Thermodynamic explanation of the invar effect

Most materials expand when heated because atomic vibrations become stronger at higher temperatures, creating an inner pressure that causes the volume to expand. In 1895, however, a Swiss scientist called C.E. Guillaume combined iron and nickel to discover a material with near-zero thermal expansion, named invar. This discovery was awarded the 1920 physics Nobel prize and sparked thousands of scientific investigations. Since the anomalous invar effect is associated with magnetism, nearly all studies have focused on the electronic and spin structure of Fe-Ni. However, without including atomic vibrations (phonons), the proposed models have not been successful in describing the anomalous invar behavior. As a result, this material which has been widely used by the industry over the past 100 years, was only qualitatively understood by scientists.

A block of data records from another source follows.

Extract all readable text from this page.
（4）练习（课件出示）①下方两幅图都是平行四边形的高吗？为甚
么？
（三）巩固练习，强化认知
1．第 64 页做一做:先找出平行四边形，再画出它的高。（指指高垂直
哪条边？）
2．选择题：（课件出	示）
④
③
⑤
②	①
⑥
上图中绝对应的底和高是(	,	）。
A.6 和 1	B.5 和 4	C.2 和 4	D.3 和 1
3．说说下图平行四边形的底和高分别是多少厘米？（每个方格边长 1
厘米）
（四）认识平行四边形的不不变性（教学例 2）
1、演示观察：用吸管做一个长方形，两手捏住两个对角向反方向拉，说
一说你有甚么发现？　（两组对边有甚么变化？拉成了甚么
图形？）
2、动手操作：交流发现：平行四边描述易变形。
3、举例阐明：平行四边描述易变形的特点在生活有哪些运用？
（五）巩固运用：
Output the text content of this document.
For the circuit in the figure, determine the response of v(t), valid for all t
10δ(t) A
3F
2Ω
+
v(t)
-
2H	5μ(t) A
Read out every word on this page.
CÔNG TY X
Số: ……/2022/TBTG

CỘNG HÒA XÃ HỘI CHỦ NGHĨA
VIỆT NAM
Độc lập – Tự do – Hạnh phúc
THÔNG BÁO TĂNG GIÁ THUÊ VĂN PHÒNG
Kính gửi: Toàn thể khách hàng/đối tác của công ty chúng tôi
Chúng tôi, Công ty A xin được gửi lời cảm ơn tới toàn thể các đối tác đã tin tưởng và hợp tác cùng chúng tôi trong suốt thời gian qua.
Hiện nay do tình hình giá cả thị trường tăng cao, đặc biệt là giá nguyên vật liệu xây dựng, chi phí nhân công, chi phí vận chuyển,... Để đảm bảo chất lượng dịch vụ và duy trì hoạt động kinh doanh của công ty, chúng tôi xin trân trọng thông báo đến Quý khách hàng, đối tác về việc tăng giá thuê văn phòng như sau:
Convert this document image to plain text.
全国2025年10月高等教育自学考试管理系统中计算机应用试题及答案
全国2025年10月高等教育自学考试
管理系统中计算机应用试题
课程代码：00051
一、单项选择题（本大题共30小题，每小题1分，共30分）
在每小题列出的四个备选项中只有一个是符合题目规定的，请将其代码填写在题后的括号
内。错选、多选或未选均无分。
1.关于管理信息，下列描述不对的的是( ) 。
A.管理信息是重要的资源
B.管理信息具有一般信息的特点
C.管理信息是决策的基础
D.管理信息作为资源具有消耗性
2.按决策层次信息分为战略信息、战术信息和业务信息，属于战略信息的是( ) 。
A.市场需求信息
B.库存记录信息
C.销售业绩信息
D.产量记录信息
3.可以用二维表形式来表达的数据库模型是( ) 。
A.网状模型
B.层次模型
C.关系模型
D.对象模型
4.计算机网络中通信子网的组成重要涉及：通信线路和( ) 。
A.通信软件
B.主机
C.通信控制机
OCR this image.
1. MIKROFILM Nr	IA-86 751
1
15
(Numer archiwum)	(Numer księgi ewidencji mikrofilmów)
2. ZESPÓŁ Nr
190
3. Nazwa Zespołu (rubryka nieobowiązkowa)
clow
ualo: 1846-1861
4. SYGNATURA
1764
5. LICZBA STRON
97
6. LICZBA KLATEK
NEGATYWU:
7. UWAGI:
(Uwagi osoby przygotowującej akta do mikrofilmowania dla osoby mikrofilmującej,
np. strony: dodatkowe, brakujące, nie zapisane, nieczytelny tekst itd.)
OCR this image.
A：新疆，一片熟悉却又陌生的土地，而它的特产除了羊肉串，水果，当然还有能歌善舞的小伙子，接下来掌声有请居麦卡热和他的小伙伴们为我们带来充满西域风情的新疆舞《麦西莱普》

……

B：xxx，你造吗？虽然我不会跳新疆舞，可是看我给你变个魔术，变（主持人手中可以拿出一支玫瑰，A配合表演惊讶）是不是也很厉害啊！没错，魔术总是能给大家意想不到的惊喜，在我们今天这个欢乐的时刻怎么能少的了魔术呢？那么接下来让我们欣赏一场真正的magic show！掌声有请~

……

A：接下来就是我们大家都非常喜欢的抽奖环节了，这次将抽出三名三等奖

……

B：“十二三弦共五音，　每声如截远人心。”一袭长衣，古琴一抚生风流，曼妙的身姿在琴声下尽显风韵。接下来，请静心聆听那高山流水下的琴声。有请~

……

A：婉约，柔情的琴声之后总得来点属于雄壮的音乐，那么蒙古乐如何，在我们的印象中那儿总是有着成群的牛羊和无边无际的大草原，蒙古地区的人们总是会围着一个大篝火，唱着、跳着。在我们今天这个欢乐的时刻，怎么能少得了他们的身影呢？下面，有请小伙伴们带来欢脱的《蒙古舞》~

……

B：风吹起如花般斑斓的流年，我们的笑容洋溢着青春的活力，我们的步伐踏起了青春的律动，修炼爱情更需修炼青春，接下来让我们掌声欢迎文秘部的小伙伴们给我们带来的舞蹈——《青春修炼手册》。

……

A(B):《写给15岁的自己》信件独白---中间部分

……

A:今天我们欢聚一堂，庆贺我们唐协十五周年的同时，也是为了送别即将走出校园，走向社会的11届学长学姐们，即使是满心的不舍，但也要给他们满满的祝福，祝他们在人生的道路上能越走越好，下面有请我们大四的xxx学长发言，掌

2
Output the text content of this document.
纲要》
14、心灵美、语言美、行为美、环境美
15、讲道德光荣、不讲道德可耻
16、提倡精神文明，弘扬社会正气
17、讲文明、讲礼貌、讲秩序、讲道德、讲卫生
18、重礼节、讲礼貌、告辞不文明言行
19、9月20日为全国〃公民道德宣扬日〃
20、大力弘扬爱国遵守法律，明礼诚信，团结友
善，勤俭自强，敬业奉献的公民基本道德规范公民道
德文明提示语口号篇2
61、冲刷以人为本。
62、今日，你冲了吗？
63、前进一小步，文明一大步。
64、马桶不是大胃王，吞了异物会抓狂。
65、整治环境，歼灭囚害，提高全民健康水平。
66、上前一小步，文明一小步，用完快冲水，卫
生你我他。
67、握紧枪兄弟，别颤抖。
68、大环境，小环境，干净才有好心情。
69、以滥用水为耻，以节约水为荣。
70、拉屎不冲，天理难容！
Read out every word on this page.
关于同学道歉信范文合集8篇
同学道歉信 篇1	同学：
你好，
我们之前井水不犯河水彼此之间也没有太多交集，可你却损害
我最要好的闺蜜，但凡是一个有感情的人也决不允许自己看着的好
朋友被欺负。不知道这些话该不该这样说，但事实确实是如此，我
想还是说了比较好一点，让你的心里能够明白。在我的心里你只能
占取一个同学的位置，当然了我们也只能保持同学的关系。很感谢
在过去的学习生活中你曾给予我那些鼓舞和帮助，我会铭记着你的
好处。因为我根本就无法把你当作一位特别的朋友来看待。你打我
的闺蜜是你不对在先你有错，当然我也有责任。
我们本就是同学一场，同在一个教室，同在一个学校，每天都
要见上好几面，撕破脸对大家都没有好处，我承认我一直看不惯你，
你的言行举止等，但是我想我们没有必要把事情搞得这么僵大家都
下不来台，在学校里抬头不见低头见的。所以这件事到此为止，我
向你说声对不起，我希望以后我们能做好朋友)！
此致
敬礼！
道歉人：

Using synchrotron radiation, I proposed an experimental method able to isolate the effects of atomic vibrations and spins on the thermal expansion of invar, providing a holistic picture of this anomaly for the first time. These experiments show that the invar behavior stems from a competition between phonons and spins that precisely balance each other: atomic vibrations expand the material while the spin causes a contraction. The result is an unchanging volume characteristic of all invar materials. Additionally, with the support of calculations, we observe a coupling between spins and atomic vibration that is essential for this precise cancelation. Based on the experiments we propose a novel thermodynamic explanation of the invar effect, that can be read in full in the November 2023 edition of Nature Physics.

The role of phonons in the spin dynamics of molecular qubits & single-molecule magnets

Quantum bits:

Quantum information is fundamentally different from the binary system currently used for computation. Instead of a binary bit of information that is either 0 or 1, quantum bits (or qubits) can be 0 or 1, but also 0 and 1 at the same time, a mind-boggling quantum effect called superposition, that opens the possibility for much more powerful calculations. This idea has been around since the 80’s, so why are we seeing quantum computers in stores yet? The challenge is to find qubit-systems that reliably exist in these superposition states.

One idea is to use the spin of electrons as qubits because they intrinsically exist in a superposition of two states (spin-up and spin-down). What prevents them from being used in functional technology is the limited lifetime of their superposition states, known as the coherence time. In a material or molecule, electronic spins don’t live in isolation but are surrounded by other atoms, so they exchange energy with other spins nearby and lose energy to vibrational motion of atoms.

Using different spectroscopic techniques, I am currently investigating how such atomic vibrations affect the lifetime of molecular qubits.

Single-molecule magnets:

There is a related quantum phenomenon that could be harnessed as long-term quantum memory devices. If molecules have more than one unpaired electron at the central atom, these electrons interact with each other which can cause their spins to get trapped in a specific state (either 0 or 1). Such molecules are called single-molecule magnets that could be used for storing information, representing the ultimate miniaturization of storage devices. Here, atomic vibrations can affect the electronic states ‘un-trapping’ their spins and causing the information to get lost. I’m currently studying these vibrations to build strategies that minimize the transition between the 0 and 1 spin states.

Our precise understanding and control over quantum phenomena promises a future where quantum information, computing, sensing, and communication are part of our daily lives. We are still far away from such a reality, however, and scientists are currently looking for appropriate systems to carry out quantum operations.